Kremlin connection to thwart Sweden’s hopes of joining NATO
A far-right journalist with ties to the Kremlin orchestrated the Koran-burning stunt that has threatened Sweden’s bid to join NATO.
Hang Frick, who previously worked for RT and sister agency Ruptly, paid the administration fee for the demonstration outside the Turkish embassy in Stockholm where Rasmus Paludan, a Danish far-right politician, set the holy book on fire.
Mr. Frick’s Twitter feed includes images of him posing in a Putin t-shirt and showing a Putin calendar.
The 39-year-old’s involvement has sparked fears that Russia may have planned the incident to disrupt NATO’s expansion.
After the Koran was burned, Turkey immediately canceled a visit to Ankara by Swedish Defense Minister Pal Jannson and threatened to block NATO membership.
Mr Paludan, who also has Swedish citizenship, has previously sparked unrest in Sweden by announcing a “Quran burning tour” during the Muslim holy month of Ramadan.
But he told Swedish media that Mr Frick, who runs right-wing populist site Nyheter Idag and hosts a show on a TV channel funded by the nationalist Sweden Democrats, paid for the stunt. He said Mr Frick even promised to cover any damage Mr Paludan suffered as a result.

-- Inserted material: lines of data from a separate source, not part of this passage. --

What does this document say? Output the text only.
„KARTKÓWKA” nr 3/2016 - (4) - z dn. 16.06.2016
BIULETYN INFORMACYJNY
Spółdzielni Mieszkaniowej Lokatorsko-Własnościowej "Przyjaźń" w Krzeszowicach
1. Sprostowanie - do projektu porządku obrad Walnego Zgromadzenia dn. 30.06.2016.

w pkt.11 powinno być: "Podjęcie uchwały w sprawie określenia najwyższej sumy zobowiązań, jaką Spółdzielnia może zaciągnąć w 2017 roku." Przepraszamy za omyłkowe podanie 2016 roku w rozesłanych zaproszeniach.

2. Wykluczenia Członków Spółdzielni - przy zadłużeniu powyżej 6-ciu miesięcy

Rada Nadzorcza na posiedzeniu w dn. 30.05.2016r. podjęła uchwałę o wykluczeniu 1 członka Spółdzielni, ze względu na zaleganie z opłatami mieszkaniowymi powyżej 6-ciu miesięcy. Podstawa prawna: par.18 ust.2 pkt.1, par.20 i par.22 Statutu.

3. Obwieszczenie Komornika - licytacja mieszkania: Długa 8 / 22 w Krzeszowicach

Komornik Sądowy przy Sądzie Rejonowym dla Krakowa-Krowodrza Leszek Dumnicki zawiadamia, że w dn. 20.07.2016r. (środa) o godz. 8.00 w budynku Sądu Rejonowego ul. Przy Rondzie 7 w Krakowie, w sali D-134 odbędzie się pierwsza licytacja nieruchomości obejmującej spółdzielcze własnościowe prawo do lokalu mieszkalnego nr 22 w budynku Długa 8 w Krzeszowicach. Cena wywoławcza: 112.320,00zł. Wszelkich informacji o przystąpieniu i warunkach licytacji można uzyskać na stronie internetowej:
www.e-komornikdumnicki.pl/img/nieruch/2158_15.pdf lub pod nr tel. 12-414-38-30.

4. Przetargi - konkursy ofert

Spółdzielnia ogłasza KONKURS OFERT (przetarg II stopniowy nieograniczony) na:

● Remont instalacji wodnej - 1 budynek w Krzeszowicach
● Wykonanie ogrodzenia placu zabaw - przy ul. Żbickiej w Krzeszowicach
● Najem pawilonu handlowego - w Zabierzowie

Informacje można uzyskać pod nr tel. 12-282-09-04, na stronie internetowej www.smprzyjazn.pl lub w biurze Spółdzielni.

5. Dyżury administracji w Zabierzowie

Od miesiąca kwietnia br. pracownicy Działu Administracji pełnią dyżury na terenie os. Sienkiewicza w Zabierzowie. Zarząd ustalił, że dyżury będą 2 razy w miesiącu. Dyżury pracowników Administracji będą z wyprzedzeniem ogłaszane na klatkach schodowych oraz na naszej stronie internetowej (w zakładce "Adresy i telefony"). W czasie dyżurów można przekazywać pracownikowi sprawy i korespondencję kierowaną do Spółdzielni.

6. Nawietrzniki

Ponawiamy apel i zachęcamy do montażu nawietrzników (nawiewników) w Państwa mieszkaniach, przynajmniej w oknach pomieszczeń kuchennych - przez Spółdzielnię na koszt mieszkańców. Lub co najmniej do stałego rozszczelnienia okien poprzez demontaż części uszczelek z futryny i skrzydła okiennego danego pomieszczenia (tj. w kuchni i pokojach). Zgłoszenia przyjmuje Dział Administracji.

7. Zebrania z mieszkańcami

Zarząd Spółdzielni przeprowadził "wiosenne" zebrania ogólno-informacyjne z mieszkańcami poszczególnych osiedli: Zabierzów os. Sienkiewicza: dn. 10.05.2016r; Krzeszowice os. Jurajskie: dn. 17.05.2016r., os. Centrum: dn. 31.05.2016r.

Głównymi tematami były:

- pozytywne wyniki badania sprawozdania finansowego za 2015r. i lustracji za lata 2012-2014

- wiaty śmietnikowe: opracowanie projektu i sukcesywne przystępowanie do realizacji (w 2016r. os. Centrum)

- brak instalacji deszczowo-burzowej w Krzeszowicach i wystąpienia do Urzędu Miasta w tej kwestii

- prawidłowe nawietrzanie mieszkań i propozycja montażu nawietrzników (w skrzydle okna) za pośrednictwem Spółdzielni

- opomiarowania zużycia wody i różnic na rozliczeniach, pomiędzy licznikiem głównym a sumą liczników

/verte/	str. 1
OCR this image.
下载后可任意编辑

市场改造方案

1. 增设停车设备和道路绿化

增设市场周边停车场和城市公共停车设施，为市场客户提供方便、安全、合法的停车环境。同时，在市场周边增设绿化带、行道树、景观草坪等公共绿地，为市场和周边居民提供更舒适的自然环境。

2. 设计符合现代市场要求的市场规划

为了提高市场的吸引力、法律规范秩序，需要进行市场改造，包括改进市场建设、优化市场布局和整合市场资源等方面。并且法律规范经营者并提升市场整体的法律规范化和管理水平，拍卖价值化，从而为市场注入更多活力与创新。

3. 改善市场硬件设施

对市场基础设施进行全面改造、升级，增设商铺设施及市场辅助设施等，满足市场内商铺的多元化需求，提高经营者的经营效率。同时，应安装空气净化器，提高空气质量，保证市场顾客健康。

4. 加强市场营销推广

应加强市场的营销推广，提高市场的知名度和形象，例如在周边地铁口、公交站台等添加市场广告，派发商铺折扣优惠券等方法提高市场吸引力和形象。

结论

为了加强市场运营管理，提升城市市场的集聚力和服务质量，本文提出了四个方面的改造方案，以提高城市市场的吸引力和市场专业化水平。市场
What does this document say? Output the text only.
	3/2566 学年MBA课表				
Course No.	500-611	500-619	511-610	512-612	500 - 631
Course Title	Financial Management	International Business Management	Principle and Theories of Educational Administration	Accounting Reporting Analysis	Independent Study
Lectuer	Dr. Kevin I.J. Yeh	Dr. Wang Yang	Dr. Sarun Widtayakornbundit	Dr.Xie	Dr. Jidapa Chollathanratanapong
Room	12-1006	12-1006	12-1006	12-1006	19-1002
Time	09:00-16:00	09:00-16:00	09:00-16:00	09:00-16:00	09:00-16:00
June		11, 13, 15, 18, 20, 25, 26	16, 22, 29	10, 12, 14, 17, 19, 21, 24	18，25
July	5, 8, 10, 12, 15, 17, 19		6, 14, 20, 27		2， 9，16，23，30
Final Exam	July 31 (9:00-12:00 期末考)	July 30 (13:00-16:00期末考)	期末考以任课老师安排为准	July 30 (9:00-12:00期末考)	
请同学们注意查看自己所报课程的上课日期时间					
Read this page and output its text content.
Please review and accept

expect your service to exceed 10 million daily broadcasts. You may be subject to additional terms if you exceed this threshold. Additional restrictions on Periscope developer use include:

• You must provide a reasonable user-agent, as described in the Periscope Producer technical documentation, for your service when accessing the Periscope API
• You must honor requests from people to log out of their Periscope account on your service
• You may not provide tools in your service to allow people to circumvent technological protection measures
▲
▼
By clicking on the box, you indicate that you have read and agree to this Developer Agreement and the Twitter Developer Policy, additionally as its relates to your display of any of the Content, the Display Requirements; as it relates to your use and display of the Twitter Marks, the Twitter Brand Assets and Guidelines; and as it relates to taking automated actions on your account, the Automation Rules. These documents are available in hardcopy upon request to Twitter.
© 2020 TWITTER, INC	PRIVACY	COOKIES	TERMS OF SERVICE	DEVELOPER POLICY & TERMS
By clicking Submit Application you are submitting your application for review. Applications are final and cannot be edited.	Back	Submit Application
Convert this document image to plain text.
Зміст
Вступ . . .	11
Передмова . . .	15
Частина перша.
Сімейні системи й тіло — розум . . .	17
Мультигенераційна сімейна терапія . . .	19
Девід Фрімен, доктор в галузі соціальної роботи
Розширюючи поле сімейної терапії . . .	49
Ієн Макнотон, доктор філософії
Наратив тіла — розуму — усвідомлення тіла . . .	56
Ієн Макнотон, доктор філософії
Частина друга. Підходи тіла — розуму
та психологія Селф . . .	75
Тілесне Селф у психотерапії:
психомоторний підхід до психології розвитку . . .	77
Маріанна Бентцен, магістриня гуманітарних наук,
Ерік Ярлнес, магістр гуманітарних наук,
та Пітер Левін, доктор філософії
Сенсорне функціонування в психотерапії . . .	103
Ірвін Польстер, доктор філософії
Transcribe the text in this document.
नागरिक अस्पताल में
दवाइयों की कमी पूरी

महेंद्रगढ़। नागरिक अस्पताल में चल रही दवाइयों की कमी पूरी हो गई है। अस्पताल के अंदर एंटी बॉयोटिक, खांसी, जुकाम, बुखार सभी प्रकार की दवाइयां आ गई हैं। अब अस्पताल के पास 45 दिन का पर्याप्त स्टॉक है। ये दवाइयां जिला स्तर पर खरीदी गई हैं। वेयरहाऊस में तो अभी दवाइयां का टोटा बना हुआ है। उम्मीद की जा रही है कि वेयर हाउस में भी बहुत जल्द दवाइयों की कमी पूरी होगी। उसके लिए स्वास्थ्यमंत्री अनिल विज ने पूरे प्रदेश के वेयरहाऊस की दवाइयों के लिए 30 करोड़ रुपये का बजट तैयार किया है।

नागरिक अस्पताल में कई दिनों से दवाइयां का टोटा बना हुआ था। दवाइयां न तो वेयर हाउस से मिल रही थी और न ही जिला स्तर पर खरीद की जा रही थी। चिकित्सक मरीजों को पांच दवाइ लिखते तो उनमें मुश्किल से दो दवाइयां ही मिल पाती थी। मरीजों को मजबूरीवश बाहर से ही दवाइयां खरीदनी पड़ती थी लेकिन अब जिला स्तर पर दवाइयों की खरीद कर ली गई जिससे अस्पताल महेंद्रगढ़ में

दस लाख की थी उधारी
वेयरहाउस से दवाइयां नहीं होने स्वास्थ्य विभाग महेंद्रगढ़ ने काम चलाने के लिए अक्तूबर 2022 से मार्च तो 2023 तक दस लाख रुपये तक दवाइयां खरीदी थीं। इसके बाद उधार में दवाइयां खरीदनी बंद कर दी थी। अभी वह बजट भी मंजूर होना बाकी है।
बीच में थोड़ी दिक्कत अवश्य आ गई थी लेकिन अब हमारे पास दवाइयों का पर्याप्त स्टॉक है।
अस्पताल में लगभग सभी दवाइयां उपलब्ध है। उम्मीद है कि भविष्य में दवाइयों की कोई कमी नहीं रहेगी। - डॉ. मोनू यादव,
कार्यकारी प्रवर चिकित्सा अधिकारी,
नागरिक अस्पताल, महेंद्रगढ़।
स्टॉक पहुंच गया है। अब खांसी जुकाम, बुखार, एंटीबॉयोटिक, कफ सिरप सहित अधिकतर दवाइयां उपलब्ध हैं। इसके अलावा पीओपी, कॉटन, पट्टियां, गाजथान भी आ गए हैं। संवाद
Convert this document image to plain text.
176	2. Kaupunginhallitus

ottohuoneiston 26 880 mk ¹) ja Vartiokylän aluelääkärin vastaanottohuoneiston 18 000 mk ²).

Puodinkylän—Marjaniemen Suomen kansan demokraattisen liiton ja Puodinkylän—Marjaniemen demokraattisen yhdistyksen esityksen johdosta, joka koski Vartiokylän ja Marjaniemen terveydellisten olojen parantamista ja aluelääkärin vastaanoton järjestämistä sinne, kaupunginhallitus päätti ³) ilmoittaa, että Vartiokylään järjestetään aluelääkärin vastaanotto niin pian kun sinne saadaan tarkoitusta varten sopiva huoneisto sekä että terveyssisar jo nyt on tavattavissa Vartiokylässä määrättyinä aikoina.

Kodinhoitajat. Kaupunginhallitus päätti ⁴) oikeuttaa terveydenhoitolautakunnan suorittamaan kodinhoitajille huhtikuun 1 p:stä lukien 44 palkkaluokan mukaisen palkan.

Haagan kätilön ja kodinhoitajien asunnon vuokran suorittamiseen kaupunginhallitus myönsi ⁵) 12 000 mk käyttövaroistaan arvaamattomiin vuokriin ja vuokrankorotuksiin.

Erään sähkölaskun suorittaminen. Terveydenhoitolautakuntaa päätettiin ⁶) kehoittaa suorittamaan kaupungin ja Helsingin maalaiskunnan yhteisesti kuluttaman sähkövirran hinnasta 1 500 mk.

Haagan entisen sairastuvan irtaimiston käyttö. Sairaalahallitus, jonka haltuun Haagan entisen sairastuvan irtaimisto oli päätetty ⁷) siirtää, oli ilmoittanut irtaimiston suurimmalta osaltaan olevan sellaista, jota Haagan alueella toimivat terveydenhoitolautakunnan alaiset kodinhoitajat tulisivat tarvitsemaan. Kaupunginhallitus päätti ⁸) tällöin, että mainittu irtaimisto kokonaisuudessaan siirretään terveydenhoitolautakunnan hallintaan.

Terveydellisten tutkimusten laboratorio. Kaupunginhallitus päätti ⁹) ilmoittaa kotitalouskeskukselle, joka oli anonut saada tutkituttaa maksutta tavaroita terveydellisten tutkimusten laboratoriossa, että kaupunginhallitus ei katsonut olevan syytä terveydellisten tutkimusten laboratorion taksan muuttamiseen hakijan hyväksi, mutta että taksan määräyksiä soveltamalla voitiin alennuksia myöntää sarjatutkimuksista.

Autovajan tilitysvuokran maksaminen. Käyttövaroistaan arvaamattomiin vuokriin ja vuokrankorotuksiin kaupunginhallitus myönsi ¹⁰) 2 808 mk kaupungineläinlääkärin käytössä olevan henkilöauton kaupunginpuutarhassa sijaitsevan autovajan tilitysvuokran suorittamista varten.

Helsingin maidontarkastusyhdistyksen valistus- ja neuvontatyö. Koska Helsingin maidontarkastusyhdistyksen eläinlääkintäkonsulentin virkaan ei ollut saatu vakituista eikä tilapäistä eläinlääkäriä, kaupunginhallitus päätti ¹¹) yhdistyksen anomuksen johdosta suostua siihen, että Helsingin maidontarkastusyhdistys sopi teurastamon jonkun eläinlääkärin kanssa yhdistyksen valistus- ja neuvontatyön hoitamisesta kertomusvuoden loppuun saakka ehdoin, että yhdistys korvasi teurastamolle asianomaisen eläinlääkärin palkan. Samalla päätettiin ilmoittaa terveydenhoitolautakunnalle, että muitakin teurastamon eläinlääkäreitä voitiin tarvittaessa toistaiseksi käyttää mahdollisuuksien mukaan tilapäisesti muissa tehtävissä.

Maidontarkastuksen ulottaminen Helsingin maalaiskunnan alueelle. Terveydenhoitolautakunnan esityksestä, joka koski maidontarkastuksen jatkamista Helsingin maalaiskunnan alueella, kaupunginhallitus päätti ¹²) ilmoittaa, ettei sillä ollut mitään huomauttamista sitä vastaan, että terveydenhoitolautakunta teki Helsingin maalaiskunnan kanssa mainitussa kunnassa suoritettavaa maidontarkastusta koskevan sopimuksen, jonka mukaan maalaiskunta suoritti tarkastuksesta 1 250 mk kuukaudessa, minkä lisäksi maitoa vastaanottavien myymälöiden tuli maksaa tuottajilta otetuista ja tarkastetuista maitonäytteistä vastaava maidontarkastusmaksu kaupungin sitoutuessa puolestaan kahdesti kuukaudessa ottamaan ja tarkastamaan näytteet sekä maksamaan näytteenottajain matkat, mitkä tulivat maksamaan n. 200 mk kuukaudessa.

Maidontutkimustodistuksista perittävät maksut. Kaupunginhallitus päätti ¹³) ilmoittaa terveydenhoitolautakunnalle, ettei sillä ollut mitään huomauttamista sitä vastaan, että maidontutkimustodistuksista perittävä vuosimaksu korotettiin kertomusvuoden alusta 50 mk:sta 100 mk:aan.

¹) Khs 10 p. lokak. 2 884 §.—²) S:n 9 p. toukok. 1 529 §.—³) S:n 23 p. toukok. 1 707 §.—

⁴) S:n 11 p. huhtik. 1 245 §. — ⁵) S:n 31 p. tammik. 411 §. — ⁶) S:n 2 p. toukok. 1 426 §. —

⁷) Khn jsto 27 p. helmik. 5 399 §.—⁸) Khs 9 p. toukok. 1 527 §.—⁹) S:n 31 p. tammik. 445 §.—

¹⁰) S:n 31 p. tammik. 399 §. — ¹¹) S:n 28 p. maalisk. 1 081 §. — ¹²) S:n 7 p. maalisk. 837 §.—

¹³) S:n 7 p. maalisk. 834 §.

In 2019 is the New York Times introduced Mr. Frick in a report on how the Kremlin befriended and amplified divisive voices in Sweden.
Herr Frick accused the New York Times the misrepresentation on Twitter following the publication of the article claiming that RT is his customer but not his employer.
Mr Frick, who was in a relationship with a Russian woman at the time, told the newspaper he had been invited to observe the Russian election and meet Russian leader Vladimir Putin.
While Mr. Frick denied working for Russia, he jokingly picked up a wad of rubles from a trip to the country and said, “Here’s my real boss! This is Putin.”
Analysts said Mr Frick’s involvement in the Koran burning pointed to a possible direction from Moscow.
“The person who will benefit most from NATO not expanding east towards the Russian border is Putin,” said Paul Levin of the Institute for Turkish Studies at Stockholm University.
Although there was not yet enough evidence to establish causality, Mr Levin said it was “suspicious” nonetheless.
“It has some of the flavors of possible Russian action,” he told the telegraph.
Swedish newspaper sir was the first to report Mr Frick’s connection to the protest against the burning of the Koran.
Mr Frick, who denies working for RT after 2014, told the newspaper he only paid for the permit to support freedom of expression and claimed the protest was organized from a reporter Exactly 24, another right-wing publication. But the reporter for Exactly 24 insisted Mr Frick was the main organizer of the protest.
He denied trying to sabotage the Nato application, telling Swedish journalists: “If I sabotaged the application by paying 320 kroner as an administration fee to the police, it was probably on very shaky ground from the start. “
Sweden and Finland applied for NATO membership in May.
New members are accepted into NATO by consensus of existing members, which gives Turkey a veto.